If adoption of Collaborative BI is lukewarm, then perhaps it is because BI vendors are failing to solve a pressing customer need – namely, how to move beyond simple sharing of insights to collaboratively acting upon those insights to derive business value.

Most BI vendors seem to be focused on simply adding annotation and social media sharing tools to BI displays. “Hey, look at this trend I just noticed in my dashboard.” One of the hospitals using our BI solution is convinced that the excitement around collaborative annotation and co-authoring of BI reports is misdirected. Its dashboards already alert decision makers to changes in key performance indicators. The real need for coordination rests in the action plan that grows out of the findings in the KPI dashboard.

  • What ideas, goals, projects and tasks must we undertake as a team to capitalize upon or correct what we have discovered in our analysis?
  • What shared assets – notes, documents, reports, etc. – can the team use?
  • How can we align our daily activities to our goals?
  • How can we establish accountability, track progress and measure success?

The insights gained from BI tools are wasted if they remain separate from the discussions, meetings and activities that fall out of those insights. This hospital wants to follow BI objects in the context of its collective day-to-day work to improve the KPIs it is measuring. It wants to document the action plan it has initiated as a result of new BI insights and track its performance.

In fact, two take-aways from Dresner’s Wisdom of Crowds® Collaborative Business Intelligence Market Study 2013 support this shift in emphasis from collaborating on the insight to collaborating on the action.

  1. The top mechanisms for collaborating with Business Intelligence information and insights in 2013 still primarily include email, face-to-face meetings and telephone calls (page 9). This shows a more rudimentary need for collaborative tools to harvest and archive these discussions so that the insight can be applied where needed.

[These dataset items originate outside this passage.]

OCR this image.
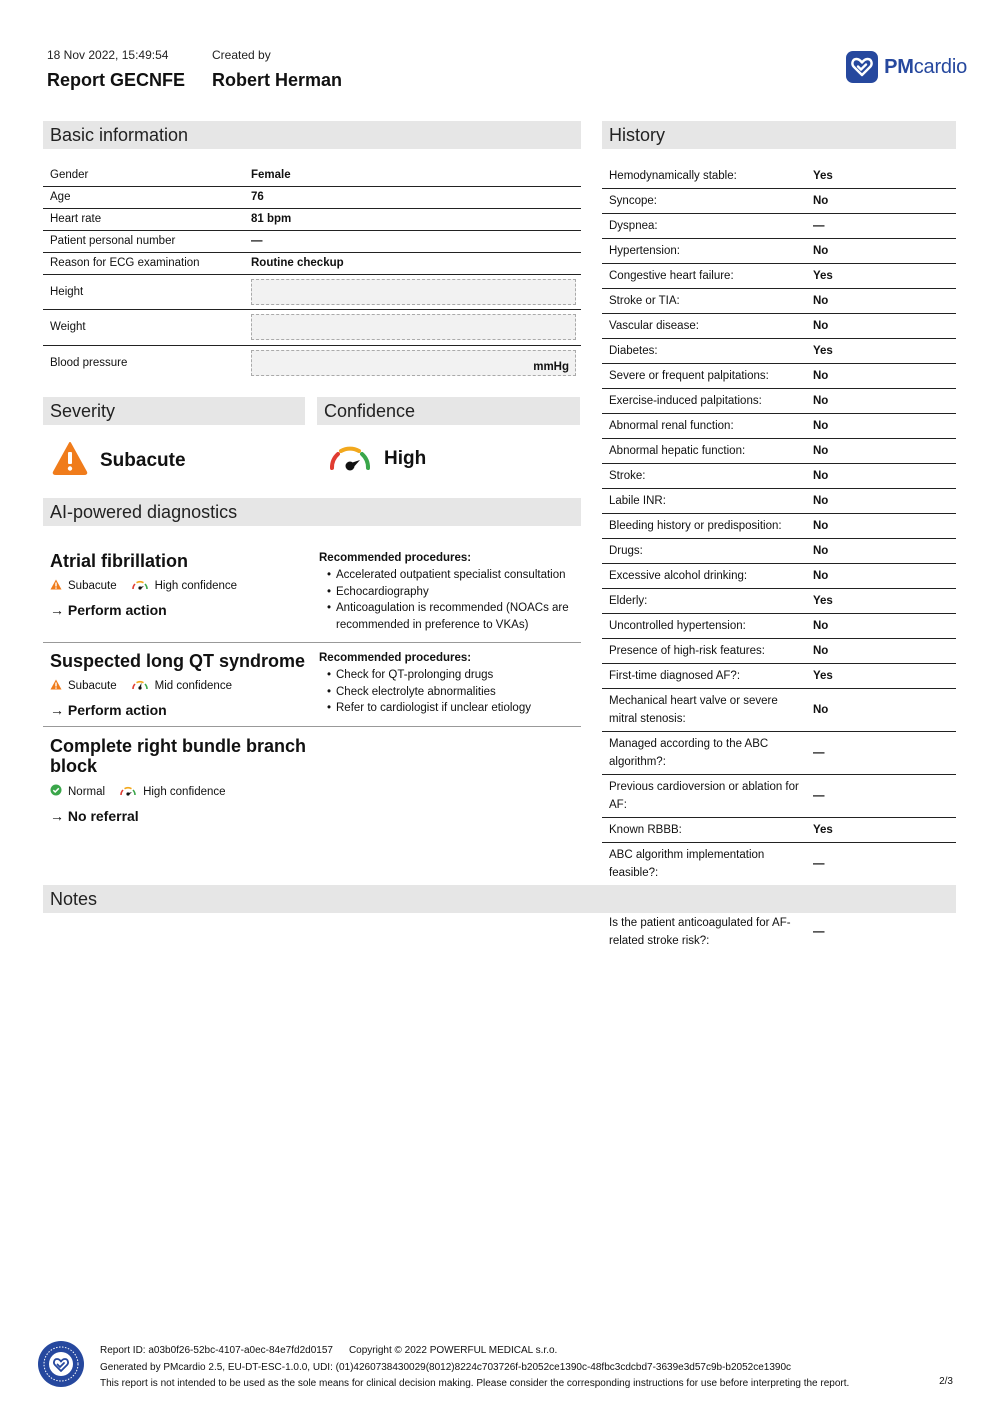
18 Nov 2022, 15:49:54
Report GECNFE
Created by
Robert Herman
PMcardio
Basic information
Gender	Female
Age	76
Heart rate	81 bpm
Patient personal number	—
Reason for ECG examination	Routine checkup
Height	

Weight	

Blood pressure	mmHg
Severity
Subacute
Confidence
High
AI-powered diagnostics
Atrial fibrillation
Subacute	High confidence
→ Perform action
Recommended procedures:
• Accelerated outpatient specialist consultation
• Echocardiography
• Anticoagulation is recommended (NOACs are recommended in preference to VKAs)
Suspected long QT syndrome
Subacute	Mid confidence
→ Perform action
Recommended procedures:
• Check for QT-prolonging drugs
• Check electrolyte abnormalities
• Refer to cardiologist if unclear etiology
Complete right bundle branch block
Normal	High confidence
→ No referral
History
Hemodynamically stable:	Yes
Syncope:	No
Dyspnea:	—
Hypertension:	No
Congestive heart failure:	Yes
Stroke or TIA:	No
Vascular disease:	No
Diabetes:	Yes
Severe or frequent palpitations:	No
Exercise-induced palpitations:	No
Abnormal renal function:	No
Abnormal hepatic function:	No
Stroke:	No
Labile INR:	No
Bleeding history or predisposition:	No
Drugs:	No
Excessive alcohol drinking:	No
Elderly:	Yes
Uncontrolled hypertension:	No
Presence of high-risk features:	No
First-time diagnosed AF?:	Yes
Mechanical heart valve or severe mitral stenosis:	No
Managed according to the ABC algorithm?:	—
Previous cardioversion or ablation for AF:	—
Known RBBB:	Yes
ABC algorithm implementation feasible?:	—

Is the patient anticoagulated for AF-related stroke risk?:	—
Notes
Report ID: a03b0f26-52bc-4107-a0ec-84e7fd2d0157 Copyright © 2022 POWERFUL MEDICAL s.r.o.
Generated by PMcardio 2.5, EU-DT-ESC-1.0.0, UDI: (01)4260738430029(8012)8224c703726f-b2052ce1390c-48fbc3cdcbd7-3639e3d57c9b-b2052ce1390c
This report is not intended to be used as the sole means for clinical decision making. Please consider the corresponding instructions for use before interpreting the report.	2/3
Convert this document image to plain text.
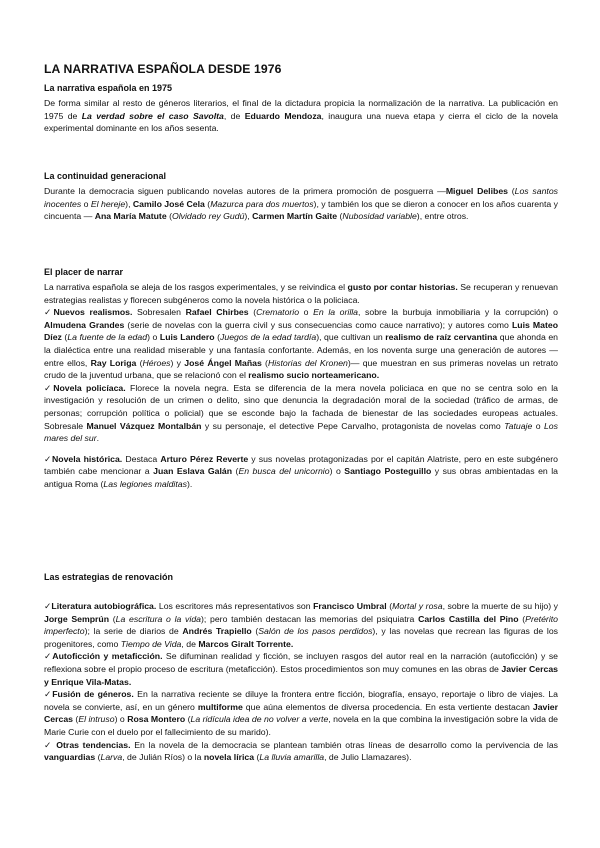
LA NARRATIVA ESPAÑOLA DESDE 1976
La narrativa española en 1975

De forma similar al resto de géneros literarios, el final de la dictadura propicia la normalización de la narrativa. La publicación en 1975 de La verdad sobre el caso Savolta, de Eduardo Mendoza, inaugura una nueva etapa y cierra el ciclo de la novela experimental dominante en los años sesenta.

La continuidad generacional

Durante la democracia siguen publicando novelas autores de la primera promoción de posguerra —Miguel Delibes (Los santos inocentes o El hereje), Camilo José Cela (Mazurca para dos muertos), y también los que se dieron a conocer en los años cuarenta y cincuenta — Ana María Matute (Olvidado rey Gudú), Carmen Martín Gaite (Nubosidad variable), entre otros.

El placer de narrar

La narrativa española se aleja de los rasgos experimentales, y se reivindica el gusto por contar historias. Se recuperan y renuevan estrategias realistas y florecen subgéneros como la novela histórica o la policiaca.

✓Nuevos realismos. Sobresalen Rafael Chirbes (Crematorio o En la orilla, sobre la burbuja inmobiliaria y la corrupción) o Almudena Grandes (serie de novelas con la guerra civil y sus consecuencias como cauce narrativo); y autores como Luis Mateo Díez (La fuente de la edad) o Luis Landero (Juegos de la edad tardía), que cultivan un realismo de raíz cervantina que ahonda en la dialéctica entre una realidad miserable y una fantasía confortante. Además, en los noventa surge una generación de autores —entre ellos, Ray Loriga (Héroes) y José Ángel Mañas (Historias del Kronen)— que muestran en sus primeras novelas un retrato crudo de la juventud urbana, que se relacionó con el realismo sucio norteamericano.

✓Novela policíaca. Florece la novela negra. Esta se diferencia de la mera novela policiaca en que no se centra solo en la investigación y resolución de un crimen o delito, sino que denuncia la degradación moral de la sociedad (tráfico de armas, de personas; corrupción política o policial) que se esconde bajo la fachada de bienestar de las sociedades europeas actuales. Sobresale Manuel Vázquez Montalbán y su personaje, el detective Pepe Carvalho, protagonista de novelas como Tatuaje o Los mares del sur.

✓Novela histórica. Destaca Arturo Pérez Reverte y sus novelas protagonizadas por el capitán Alatriste, pero en este subgénero también cabe mencionar a Juan Eslava Galán (En busca del unicornio) o Santiago Posteguillo y sus obras ambientadas en la antigua Roma (Las legiones malditas).

Las estrategias de renovación

✓Literatura autobiográfica. Los escritores más representativos son Francisco Umbral (Mortal y rosa, sobre la muerte de su hijo) y Jorge Semprún (La escritura o la vida); pero también destacan las memorias del psiquiatra Carlos Castilla del Pino (Pretérito imperfecto); la serie de diarios de Andrés Trapiello (Salón de los pasos perdidos), y las novelas que recrean las figuras de los progenitores, como Tiempo de Vida, de Marcos Giralt Torrente.

✓Autoficción y metaficción. Se difuminan realidad y ficción, se incluyen rasgos del autor real en la narración (autoficción) y se reflexiona sobre el propio proceso de escritura (metaficción). Estos procedimientos son muy comunes en las obras de Javier Cercas y Enrique Vila-Matas.

✓Fusión de géneros. En la narrativa reciente se diluye la frontera entre ficción, biografía, ensayo, reportaje o libro de viajes. La novela se convierte, así, en un género multiforme que aúna elementos de diversa procedencia. En esta vertiente destacan Javier Cercas (El intruso) o Rosa Montero (La ridícula idea de no volver a verte, novela en la que combina la investigación sobre la vida de Marie Curie con el duelo por el fallecimiento de su marido).

✓ Otras tendencias. En la novela de la democracia se plantean también otras líneas de desarrollo como la pervivencia de las vanguardias (Larva, de Julián Ríos) o la novela lírica (La lluvia amarilla, de Julio Llamazares).
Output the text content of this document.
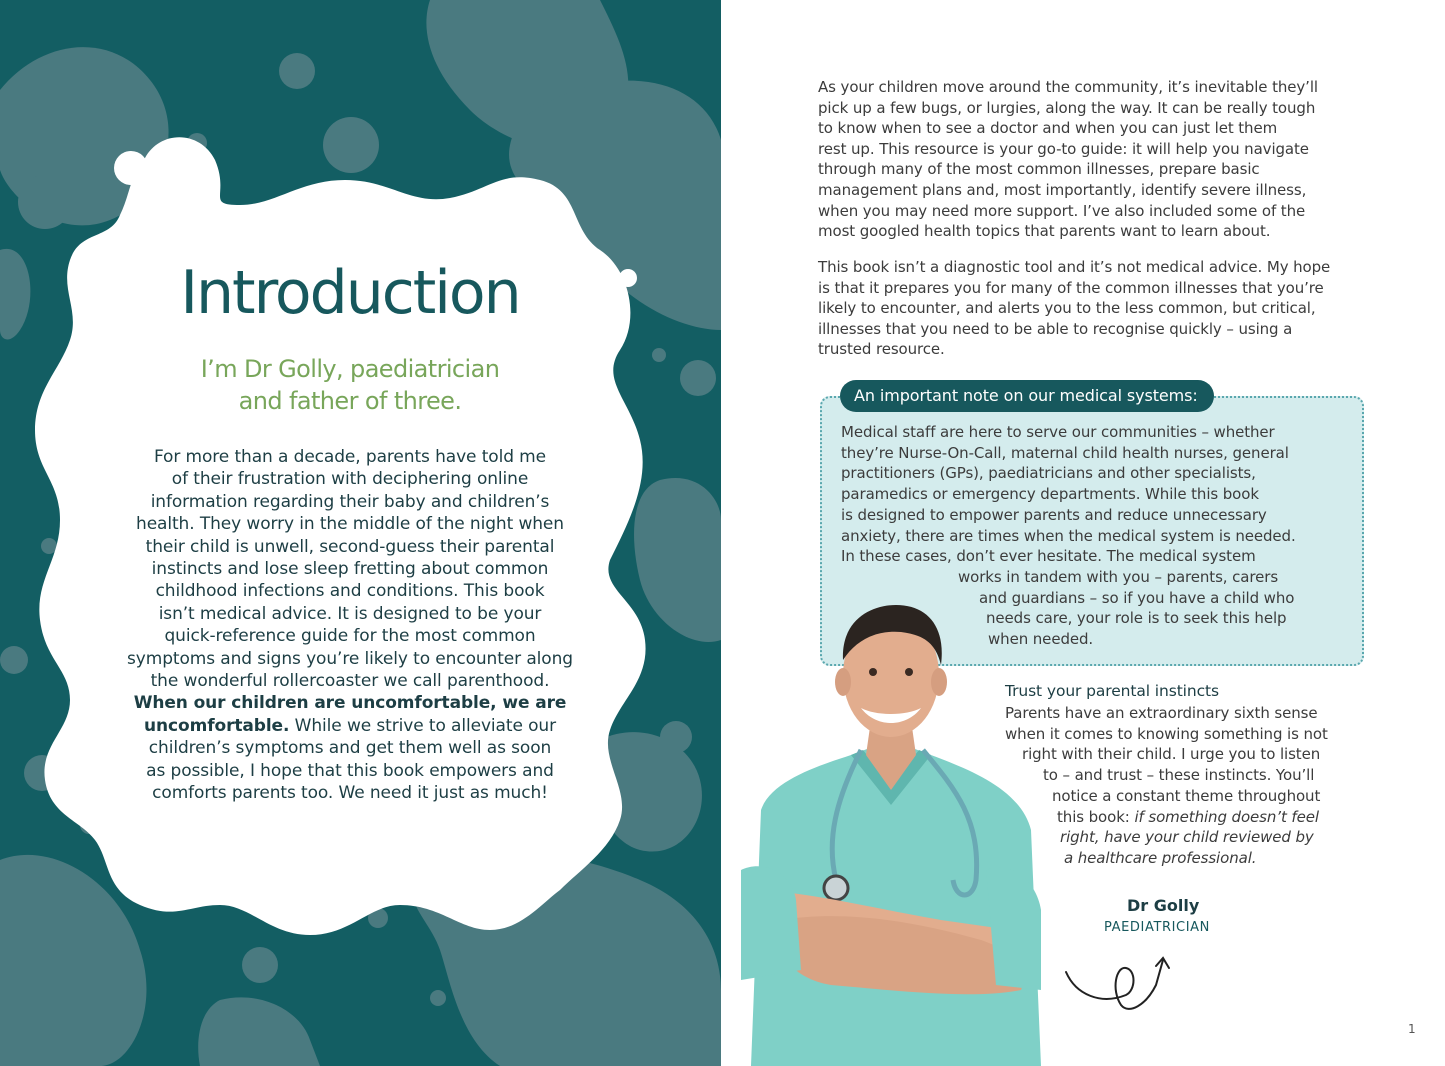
Introduction
I’m Dr Golly, paediatrician
and father of three.

For more than a decade, parents have told me
of their frustration with deciphering online
information regarding their baby and children’s
health. They worry in the middle of the night when
their child is unwell, second-guess their parental
instincts and lose sleep fretting about common
childhood infections and conditions. This book
isn’t medical advice. It is designed to be your
quick-reference guide for the most common
symptoms and signs you’re likely to encounter along
the wonderful rollercoaster we call parenthood.
When our children are uncomfortable, we are
uncomfortable. While we strive to alleviate our
children’s symptoms and get them well as soon
as possible, I hope that this book empowers and
comforts parents too. We need it just as much!

As your children move around the community, it’s inevitable they’ll
pick up a few bugs, or lurgies, along the way. It can be really tough
to know when to see a doctor and when you can just let them
rest up. This resource is your go-to guide: it will help you navigate
through many of the most common illnesses, prepare basic
management plans and, most importantly, identify severe illness,
when you may need more support. I’ve also included some of the
most googled health topics that parents want to learn about.

This book isn’t a diagnostic tool and it’s not medical advice. My hope
is that it prepares you for many of the common illnesses that you’re
likely to encounter, and alerts you to the less common, but critical,
illnesses that you need to be able to recognise quickly – using a
trusted resource.

An important note on our medical systems:

Medical staff are here to serve our communities – whether
they’re Nurse-On-Call, maternal child health nurses, general
practitioners (GPs), paediatricians and other specialists,
paramedics or emergency departments. While this book
is designed to empower parents and reduce unnecessary
anxiety, there are times when the medical system is needed.
In these cases, don’t ever hesitate. The medical system
works in tandem with you – parents, carers
and guardians – so if you have a child who
needs care, your role is to seek this help
when needed.

Trust your parental instincts

Parents have an extraordinary sixth sense
when it comes to knowing something is not
right with their child. I urge you to listen
to – and trust – these instincts. You’ll
notice a constant theme throughout
this book: if something doesn’t feel
right, have your child reviewed by
a healthcare professional.

Dr Golly
PAEDIATRICIAN
1
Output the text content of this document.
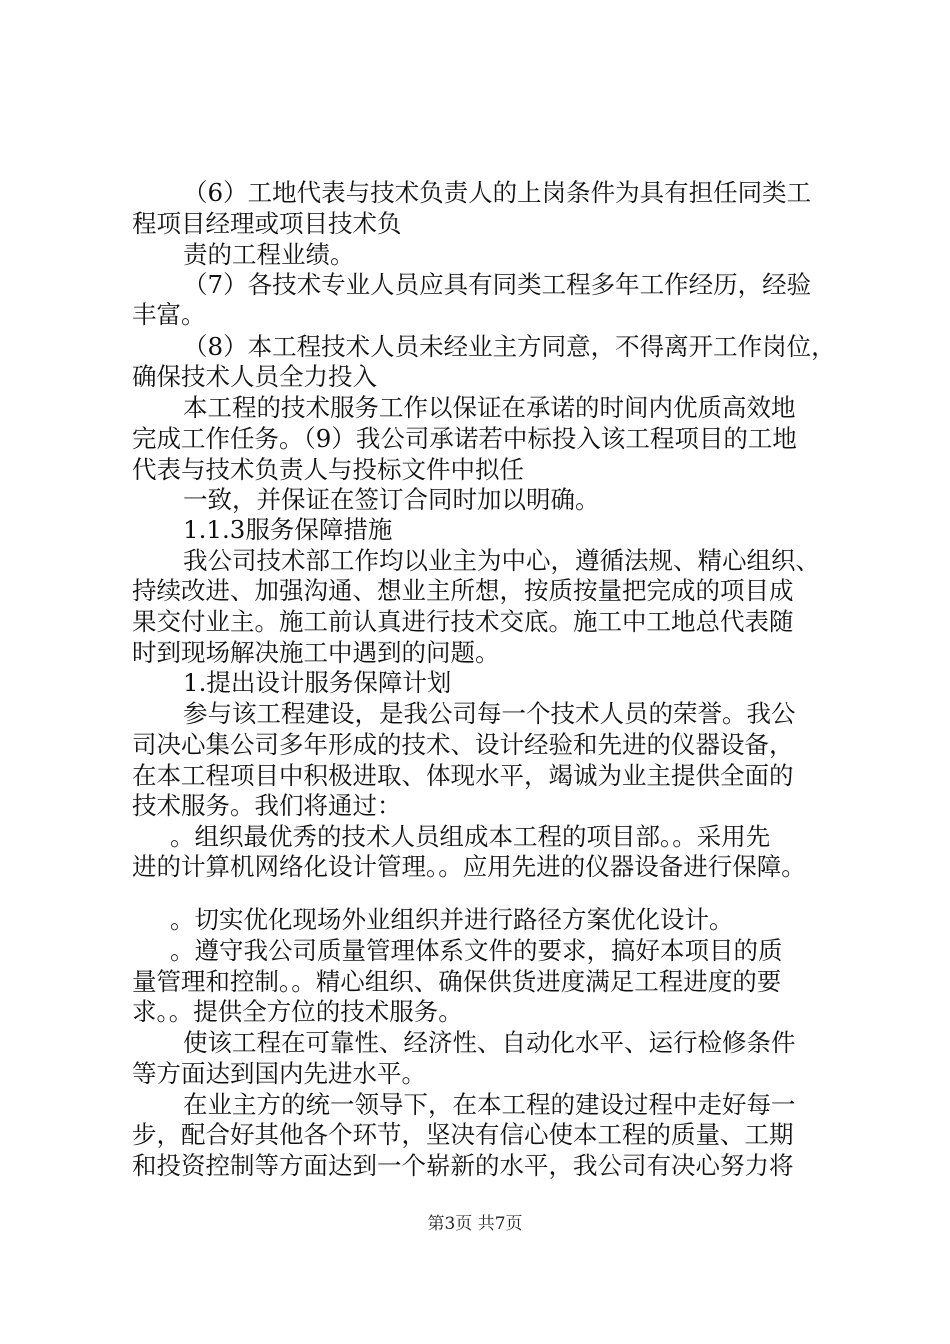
（6）工地代表与技术负责人的上岗条件为具有担任同类工
程项目经理或项目技术负
责的工程业绩。
（7）各技术专业人员应具有同类工程多年工作经历，经验
丰富。
（8）本工程技术人员未经业主方同意，不得离开工作岗位，
确保技术人员全力投入
本工程的技术服务工作以保证在承诺的时间内优质高效地
完成工作任务。（9）我公司承诺若中标投入该工程项目的工地
代表与技术负责人与投标文件中拟任
一致，并保证在签订合同时加以明确。
1.1.3服务保障措施
我公司技术部工作均以业主为中心，遵循法规、精心组织、
持续改进、加强沟通、想业主所想，按质按量把完成的项目成
果交付业主。施工前认真进行技术交底。施工中工地总代表随
时到现场解决施工中遇到的问题。
1.提出设计服务保障计划
参与该工程建设，是我公司每一个技术人员的荣誉。我公
司决心集公司多年形成的技术、设计经验和先进的仪器设备，
在本工程项目中积极进取、体现水平，竭诚为业主提供全面的
技术服务。我们将通过：
。组织最优秀的技术人员组成本工程的项目部。。采用先
进的计算机网络化设计管理。。应用先进的仪器设备进行保障。
。切实优化现场外业组织并进行路径方案优化设计。
。遵守我公司质量管理体系文件的要求，搞好本项目的质
量管理和控制。。精心组织、确保供货进度满足工程进度的要
求。。提供全方位的技术服务。
使该工程在可靠性、经济性、自动化水平、运行检修条件
等方面达到国内先进水平。
在业主方的统一领导下，在本工程的建设过程中走好每一
步，配合好其他各个环节，坚决有信心使本工程的质量、工期
和投资控制等方面达到一个崭新的水平，我公司有决心努力将
第3页 共7页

Enterprise collaborative frameworks such as Microsoft SharePoint may be in place, but they have not cracked the code as to how to best maintain a useful thread of interactions and discussions that will move teams further along the insight to action continuum.
  2. In Table 1 – User Priorities versus Vendor Capabilities: Collaborative BI Capabilities (page 34), we note a disconnect between the user’s desire to “follow” BI objects – the ability to see change/update notifications for metrics over time – and the vendor’s priority for delivering such options. Following BI objects is ranked as the second-highest priority user requirement by survey takers, but at the very bottom of the list for BI vendor capabilities.

User priorities versus vendor capabilitiesIf these users took time to elaborate on why “following” feels important, we surmise they likely fear losing track of their BI discoveries in their rush to execution. Perhaps they are saying, “Give us a way to collaborate on the actions AND a way to measure our success against the insights that inspired our plans.”

If it feels like the Collaborative BI wheels currently in motion are not gripping the workplace, perhaps it is because BI vendors are not applying collaborative solutions to the most critical problems. Let’s give our customers collaborative solutions that help them track their BI insights as they form action plans and measure results and see if that sort of Collaborative BI gets more traction.